Aktie stürzt ab Solarworld von Krise voll erwischt

BONN · Die Krise in der deutschen Solarwirtschaft macht auch vor dem Branchenprimus Solarworld nicht Halt. Dem Bonner Photovoltaikunternehmen macht, wie auch anderen Firmen, der drastische Preisverfall stark zu schaffen.

Als Sündenbock gelten die Chinesen: Billigangebote aus China überschwemmen den Markt. Im ersten Halbjahr schrieb der Konzern nach eigenen Angaben tiefrote Zahlen: Unterm Strich fiel ein Verlust von rund 160 Millionen Euro an, bei einem Umsatzrückgang um gut ein Drittel auf 340 Millionen Euro. Der Aktienkurs brach zeitweilig um mehr als 15 Prozent ein.

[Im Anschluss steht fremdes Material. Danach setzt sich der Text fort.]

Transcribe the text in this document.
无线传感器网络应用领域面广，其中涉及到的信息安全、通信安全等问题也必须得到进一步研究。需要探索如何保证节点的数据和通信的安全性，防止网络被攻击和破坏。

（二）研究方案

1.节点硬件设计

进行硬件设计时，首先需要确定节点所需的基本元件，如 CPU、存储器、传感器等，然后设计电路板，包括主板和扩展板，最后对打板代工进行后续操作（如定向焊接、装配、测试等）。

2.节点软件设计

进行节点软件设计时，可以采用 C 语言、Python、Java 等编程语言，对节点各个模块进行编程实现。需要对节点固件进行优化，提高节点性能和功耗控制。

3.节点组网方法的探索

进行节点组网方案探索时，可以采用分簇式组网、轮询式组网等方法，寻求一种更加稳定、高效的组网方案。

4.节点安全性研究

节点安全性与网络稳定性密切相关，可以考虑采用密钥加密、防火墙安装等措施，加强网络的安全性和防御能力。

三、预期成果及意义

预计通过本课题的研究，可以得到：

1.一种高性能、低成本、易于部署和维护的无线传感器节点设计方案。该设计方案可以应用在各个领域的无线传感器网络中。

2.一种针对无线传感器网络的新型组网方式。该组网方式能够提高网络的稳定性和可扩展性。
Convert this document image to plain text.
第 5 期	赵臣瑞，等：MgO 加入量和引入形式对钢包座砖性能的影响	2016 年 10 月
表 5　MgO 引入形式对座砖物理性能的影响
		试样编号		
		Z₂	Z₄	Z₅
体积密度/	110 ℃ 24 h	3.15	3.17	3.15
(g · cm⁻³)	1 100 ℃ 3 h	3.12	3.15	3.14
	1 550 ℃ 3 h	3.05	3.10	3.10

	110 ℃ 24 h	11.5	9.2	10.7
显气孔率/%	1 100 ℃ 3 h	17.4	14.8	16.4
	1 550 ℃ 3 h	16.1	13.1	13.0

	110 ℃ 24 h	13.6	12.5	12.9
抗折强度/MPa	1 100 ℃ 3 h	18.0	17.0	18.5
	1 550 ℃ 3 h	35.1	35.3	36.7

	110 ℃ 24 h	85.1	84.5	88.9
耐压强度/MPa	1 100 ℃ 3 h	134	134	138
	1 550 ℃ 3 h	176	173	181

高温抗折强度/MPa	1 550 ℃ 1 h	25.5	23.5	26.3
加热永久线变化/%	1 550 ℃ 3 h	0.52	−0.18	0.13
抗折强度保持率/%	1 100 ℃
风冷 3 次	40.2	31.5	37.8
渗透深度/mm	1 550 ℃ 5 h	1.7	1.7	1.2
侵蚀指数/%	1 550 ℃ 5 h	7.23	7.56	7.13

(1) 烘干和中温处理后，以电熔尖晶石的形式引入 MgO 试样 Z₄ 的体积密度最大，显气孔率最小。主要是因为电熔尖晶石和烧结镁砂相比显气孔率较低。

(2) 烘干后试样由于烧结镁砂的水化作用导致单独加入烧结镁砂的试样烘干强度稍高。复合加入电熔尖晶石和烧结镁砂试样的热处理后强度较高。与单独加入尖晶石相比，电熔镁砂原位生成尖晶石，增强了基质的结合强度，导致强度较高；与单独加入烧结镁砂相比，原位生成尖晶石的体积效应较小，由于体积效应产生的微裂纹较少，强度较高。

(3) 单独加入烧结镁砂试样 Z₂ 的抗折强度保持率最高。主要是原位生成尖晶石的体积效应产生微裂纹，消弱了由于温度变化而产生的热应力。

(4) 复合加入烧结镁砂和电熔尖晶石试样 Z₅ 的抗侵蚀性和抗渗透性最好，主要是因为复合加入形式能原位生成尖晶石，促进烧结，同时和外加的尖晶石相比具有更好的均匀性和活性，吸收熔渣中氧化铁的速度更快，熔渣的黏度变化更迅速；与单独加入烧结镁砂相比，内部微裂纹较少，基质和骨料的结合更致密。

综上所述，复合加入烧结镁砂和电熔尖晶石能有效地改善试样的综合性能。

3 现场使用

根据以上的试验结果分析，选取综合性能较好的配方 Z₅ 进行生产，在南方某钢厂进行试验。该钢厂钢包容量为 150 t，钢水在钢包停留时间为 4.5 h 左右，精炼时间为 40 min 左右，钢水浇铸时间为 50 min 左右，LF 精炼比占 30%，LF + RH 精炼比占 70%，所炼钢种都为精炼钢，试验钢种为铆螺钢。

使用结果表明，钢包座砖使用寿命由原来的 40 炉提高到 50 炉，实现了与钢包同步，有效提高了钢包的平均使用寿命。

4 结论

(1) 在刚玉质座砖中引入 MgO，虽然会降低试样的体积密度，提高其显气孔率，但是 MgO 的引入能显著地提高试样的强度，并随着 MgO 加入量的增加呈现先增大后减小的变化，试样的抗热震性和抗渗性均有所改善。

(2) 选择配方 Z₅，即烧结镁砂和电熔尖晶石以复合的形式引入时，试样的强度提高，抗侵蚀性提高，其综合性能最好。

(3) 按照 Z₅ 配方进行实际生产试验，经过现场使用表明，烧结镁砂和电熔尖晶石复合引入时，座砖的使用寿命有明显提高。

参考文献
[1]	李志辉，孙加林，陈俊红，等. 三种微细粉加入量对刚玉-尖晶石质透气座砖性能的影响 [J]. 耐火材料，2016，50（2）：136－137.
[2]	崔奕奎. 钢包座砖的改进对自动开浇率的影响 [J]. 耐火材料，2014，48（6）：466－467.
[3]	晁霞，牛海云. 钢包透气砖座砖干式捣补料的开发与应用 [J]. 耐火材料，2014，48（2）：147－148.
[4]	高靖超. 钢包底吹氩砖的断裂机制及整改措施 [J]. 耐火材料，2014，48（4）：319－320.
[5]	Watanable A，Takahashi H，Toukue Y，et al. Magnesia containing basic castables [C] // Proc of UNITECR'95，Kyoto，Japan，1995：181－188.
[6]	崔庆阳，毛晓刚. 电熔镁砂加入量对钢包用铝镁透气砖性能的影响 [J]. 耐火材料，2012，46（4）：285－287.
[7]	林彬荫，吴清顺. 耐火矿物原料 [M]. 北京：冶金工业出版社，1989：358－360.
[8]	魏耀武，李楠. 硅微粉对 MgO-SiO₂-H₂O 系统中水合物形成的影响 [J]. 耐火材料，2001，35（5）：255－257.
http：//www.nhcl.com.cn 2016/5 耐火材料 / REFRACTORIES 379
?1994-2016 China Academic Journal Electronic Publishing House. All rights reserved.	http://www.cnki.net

Solarworld begrub mit den schlechten Sechsmonatszahlen auch gleich das Ziel eines positiven operativen Jahresergebnisses.

"40 Prozent Preisverfall in einem halben Jahr, das steckt kein Unternehmen so schnell weg", sagte Vorstandschef und Großaktionär Frank Asbeck im Gespräch mit der Finanz-Nachrichtenagentur dpa-AFX am Montag. Über den technischen Fortschritt seien Preisreduktionen von jährlich maximal zehn Prozent möglich. "Die niedrigen Preise am Markt orientierten sich nicht an den Produktionskosten, sondern daran, wer sie sich - mit staatlicher Hilfe - länger leisten kann", sagte Asbeck mit Blick auf die chinesische Konkurrenz.

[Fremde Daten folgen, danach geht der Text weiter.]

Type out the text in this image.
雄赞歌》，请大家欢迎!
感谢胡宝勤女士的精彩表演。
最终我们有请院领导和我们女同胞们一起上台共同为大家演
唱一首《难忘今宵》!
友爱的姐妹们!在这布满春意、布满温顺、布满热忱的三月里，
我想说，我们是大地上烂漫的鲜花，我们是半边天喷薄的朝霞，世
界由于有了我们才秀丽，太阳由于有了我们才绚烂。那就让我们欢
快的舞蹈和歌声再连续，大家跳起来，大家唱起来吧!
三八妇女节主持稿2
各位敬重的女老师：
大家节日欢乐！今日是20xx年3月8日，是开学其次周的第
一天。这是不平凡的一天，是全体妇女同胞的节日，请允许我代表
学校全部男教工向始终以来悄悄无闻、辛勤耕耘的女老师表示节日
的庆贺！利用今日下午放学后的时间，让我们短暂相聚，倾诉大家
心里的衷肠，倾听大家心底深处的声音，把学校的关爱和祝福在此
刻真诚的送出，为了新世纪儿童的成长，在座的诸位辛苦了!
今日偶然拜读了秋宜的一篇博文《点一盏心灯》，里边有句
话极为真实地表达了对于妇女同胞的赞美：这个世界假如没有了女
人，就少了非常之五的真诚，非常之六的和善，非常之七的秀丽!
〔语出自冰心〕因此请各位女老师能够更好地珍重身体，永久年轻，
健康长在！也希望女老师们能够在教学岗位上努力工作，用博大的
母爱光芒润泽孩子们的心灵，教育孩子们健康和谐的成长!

Die Chinesen werfen ihre Produkte nach Asbecks Ansicht dank staatlicher Hilfe zu illegalen Dumpingpreisen unter eigenen Kosten auf den Markt, um die Konkurrenz in Europa und den USA auszuschalten. Solarworld kämpft sowohl in den USA als auch auf EU-Ebene mit Antidumping-Klagen gegen die Handelspraktiken der Chinesen. Das Unternehmen erwartet Mitte September die Annahme der Klage in Brüssel. Als Gegenmaßnahme könnten dann Strafzölle auf Importe aus China erhoben werden.

Neben dem härteren Wettbewerb führten neue Einschnitte in der deutschen Solarförderung im zweiten Quartal zu einer rückläufigen Nachfrage auf dem heimischen Markt. Das Auslandsgeschäft von Solarworld konnte dies bei einem Anteil am Absatz von 60 Prozent nur zum Teil kompensieren. Zu teure Langzeitlieferverträge für Rohstoffe erforderten zudem hohe Abschreibungen.

Der Umsatz ging im ersten Halbjahr um 36,6 Prozent auf 340,1 Millionen Euro zurück, obwohl die Absatzmenge von Modulen und Bausätzen stieg. Das Ergebnis vor Zinsen und Steuern (EBIT) rutschte mit 143,8 Millionen Euro ins Minus - nach einem Plus von 70,5 Millionen Euro im Vorjahr. Gründe waren vor allem Wertberichtigungen auf Vorratsvermögen und auf Anzahlungen für Rohstoffe. Unter dem Strich kam es zu einem Minus von 159,3 Millionen Euro (Vorjahr: plus 22,2 Mio Euro).

Bisher hatte sich Solarworld noch relativ stabil halten können und im ersten Quartal einen kleinen Gewinn erzielt. Deshalb reagierte die Börse nun auch heftig negativ. Die Aktie fiel zeitweise um mehr als 15 Prozent, das Tagestief lag bei 1,12 Euro. Besorgt wird von Experten auch die angespannte Bilanzsituation gesehen. Die begrenzte finanzielle Flexibilität schränke die Fähigkeit ein, mit strategischen Schritten auf die Situation reagieren zu können.

Solarworld hatte erst vor wenigen Wochen seine Finanzen auf neue Beine gestellt. Wichtige Kreditbedingungen wurden neu ausgehandelt. Mit Investitionen von 50 Millionen Euro will Solarworld unter anderem die Leistungsfähigkeit seiner Anlagen verbessern.

Als Großaktionär (rund 28 Prozent der Anteile) hatte Asbeck vor kurzem angekündigt, er wolle so lange auf sein Gehalt, seinen Dividendenanteil und Bonus verzichten, bis Solarworld wieder Gewinne schreibe. "Meine Entscheidung soll ausdrücken, dass ich an das Unternehmen glaube", bekräftigte er trotz der schlechten Halbjahreszahlen.